Statement of current and prospective research interests and experience

Functional polymer-based nanomaterials

Low-dimensional nanomaterials exhibiting unique physicochemical properties have recently emerged as promising tools for different biomedical applications ranging from tissue engineering to cancer diagnosis and treatment. Among this class of materials, two-dimensional nanomaterials have attracted much attention owing to their large surface area and prominent optical, electrical, photothermal, and photodynamic properties along with outstanding drug loading capacity and fast cellular uptake.

My research interests focus on functional two-dimensional (2D) networks and investigation of their interactions at biointerfaces. I am seeking straightforward strategies for the preparation of a broad family of functional 2D networks at high scale and ambient conditions for a wide range of biomedical applications (Figure 1).

To achieve these goals, we have focused on two strategies as current and future plans:

i)                    Synthesis of two-dimensional polyols using colloidal platforms: New systems for drug delivery, atherosclerosis treatment and diabetic wound healing

ii)                  Catalyst-free cyclotrimerization of multifunctional alkynes at room temperature to obtaine 2D platforms with controlled functionality, optoelectronic and physicochemical properties  

One of our current and future plans is to construct highly functional biocompatible two-dimensional polyols using colloidal platforms for biomedical applications (Figures 1a,b). For example, two-dimensional polyglycerols with a thickness of 3 nm and lateral size of 200 nm are synthesized by this method and used to inhibit herpes simplex virus type 1 (HSV-1) and SARS-CoV-2. The IC₅₀ of the sulfated version of two-dimensional polyglycerol for the inhibition of infection is 3 nM (Figure 1 b). Two-dimensional polycyclodextrins in nano and micro scales have been synthesized by controlled lateral crosslinking on colloidal platforms. Taking advantage of the high affinity of cyclodextrin units for cholesterol, two-dimensional polycyclodextrins have been used for atherosclerosis treatment (Figure 1b).Controlled functionalization of two-dimensional nanomaterials is one of our interests to make platforms with defined functionalities and efficient loading and interactions with biosystems including pathogens and cancer cells (Figure 1c,d).

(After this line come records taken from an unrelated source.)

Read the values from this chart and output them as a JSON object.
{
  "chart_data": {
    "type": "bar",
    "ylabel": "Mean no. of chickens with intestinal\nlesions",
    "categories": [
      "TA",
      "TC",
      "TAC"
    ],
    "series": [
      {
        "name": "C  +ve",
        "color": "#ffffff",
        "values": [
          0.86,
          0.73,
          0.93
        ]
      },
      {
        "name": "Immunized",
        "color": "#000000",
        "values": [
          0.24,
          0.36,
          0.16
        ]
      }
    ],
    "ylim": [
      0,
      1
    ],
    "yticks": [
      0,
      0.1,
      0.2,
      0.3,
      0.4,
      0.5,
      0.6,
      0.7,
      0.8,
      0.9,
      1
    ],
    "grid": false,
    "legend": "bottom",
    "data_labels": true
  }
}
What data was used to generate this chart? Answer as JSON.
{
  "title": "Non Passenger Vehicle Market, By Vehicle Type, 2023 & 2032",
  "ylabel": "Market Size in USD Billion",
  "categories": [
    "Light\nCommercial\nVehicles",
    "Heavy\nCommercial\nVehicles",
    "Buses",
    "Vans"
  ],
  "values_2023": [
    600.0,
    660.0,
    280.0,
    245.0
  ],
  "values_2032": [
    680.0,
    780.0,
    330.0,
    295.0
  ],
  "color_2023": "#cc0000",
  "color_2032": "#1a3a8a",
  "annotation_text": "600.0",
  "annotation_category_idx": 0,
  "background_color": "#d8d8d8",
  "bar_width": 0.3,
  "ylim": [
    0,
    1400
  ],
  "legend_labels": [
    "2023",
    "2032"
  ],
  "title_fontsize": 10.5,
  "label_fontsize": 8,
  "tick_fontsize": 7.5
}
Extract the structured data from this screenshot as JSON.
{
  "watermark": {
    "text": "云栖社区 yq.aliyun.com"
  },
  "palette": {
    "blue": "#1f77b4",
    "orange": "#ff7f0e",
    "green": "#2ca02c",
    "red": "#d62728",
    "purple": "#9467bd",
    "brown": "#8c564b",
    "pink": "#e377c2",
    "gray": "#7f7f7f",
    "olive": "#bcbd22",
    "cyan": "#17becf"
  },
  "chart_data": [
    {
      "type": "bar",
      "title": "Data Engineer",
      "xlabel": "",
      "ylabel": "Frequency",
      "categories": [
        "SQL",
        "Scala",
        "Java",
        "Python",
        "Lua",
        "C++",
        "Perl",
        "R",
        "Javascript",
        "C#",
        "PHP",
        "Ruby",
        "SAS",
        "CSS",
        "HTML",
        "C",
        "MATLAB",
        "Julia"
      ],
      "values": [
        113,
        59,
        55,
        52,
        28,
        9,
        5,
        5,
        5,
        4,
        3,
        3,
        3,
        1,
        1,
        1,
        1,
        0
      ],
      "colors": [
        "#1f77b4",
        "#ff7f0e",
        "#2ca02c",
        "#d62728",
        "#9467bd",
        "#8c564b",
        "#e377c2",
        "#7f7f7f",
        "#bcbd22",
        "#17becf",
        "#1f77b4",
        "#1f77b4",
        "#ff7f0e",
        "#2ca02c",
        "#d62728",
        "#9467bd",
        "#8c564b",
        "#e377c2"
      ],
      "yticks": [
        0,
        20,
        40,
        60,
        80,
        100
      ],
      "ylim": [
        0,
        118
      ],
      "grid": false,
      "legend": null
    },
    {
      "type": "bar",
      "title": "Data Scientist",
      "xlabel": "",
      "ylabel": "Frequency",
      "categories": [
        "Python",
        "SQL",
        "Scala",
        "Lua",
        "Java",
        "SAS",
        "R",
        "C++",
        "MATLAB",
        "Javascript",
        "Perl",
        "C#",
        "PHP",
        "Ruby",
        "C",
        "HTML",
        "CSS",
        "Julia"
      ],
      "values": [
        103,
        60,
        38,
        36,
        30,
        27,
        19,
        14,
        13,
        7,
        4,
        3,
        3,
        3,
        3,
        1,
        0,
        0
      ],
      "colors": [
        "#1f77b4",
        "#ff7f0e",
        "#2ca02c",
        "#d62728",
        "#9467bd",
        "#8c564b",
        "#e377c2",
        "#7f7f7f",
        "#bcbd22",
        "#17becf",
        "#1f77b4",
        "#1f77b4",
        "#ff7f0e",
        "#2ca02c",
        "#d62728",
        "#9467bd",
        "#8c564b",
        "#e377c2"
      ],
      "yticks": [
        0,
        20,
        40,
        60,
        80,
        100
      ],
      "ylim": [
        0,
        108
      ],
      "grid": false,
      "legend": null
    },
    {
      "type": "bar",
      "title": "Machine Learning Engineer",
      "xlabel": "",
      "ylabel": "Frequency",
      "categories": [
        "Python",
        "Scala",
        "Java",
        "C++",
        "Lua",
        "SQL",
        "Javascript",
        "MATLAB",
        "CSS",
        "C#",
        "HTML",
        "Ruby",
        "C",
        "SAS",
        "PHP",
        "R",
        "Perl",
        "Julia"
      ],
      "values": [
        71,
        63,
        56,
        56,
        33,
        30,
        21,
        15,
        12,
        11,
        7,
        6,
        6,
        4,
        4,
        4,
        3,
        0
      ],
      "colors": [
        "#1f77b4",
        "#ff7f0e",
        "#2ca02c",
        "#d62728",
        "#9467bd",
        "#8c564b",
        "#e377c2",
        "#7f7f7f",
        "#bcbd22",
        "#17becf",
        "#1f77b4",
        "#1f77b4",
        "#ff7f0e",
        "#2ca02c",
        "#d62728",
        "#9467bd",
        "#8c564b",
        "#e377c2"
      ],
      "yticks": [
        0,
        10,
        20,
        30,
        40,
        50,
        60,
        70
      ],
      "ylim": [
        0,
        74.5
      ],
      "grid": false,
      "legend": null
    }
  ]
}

Along with the synthesis and biointeractions of 2D polyols, design and synthesis of functional organic frameworks with defined functionality and electronic structure for the storage and intercalation of atoms and molecules is of our interest. One of the ongoing projects in our group is to synthesis and characterizes organometallic frameworks, which are stable for few weeks under air.

Figure 1. Our group aims to push forward novel organic multifunctional (macro)molecules for the purpose of minimally invasive therapeutics. We have accumulated experience and expertise in nondestructive nitrene [2+1] cycloaddition functionalizations, lateral crosslinking and two-dimensional polymerizations, catalyst-free cyclotrimerization of alkynes at room temperature , cancer therapy, wound healing, atherosclerosis and pathogen interactions to perform interdisciplinary projects and create a platform for the future applications.

Metal is either a counter ion (Figure 2) or a part of framework and connected covalently to carbon atoms. Such types of frameworks are potential candidates for energy storage, catalyst, enzyme and antimicrobial activity and optical devices.

Figure 2. a) Schematic representation of sodium intercalated two-dimensional cyclopentadienyl-triazine network. b) SEM image of this compound with several micrometers lateral size and clear edges. c) AFM image of overlapped sodium intercalated two-dimensional cyclopentadienyl-triazine networks. d) TEM image of sodium intercalated two-dimensional cyclopentadienyl-triazine network with of arrays of sodium ions.Unpublished.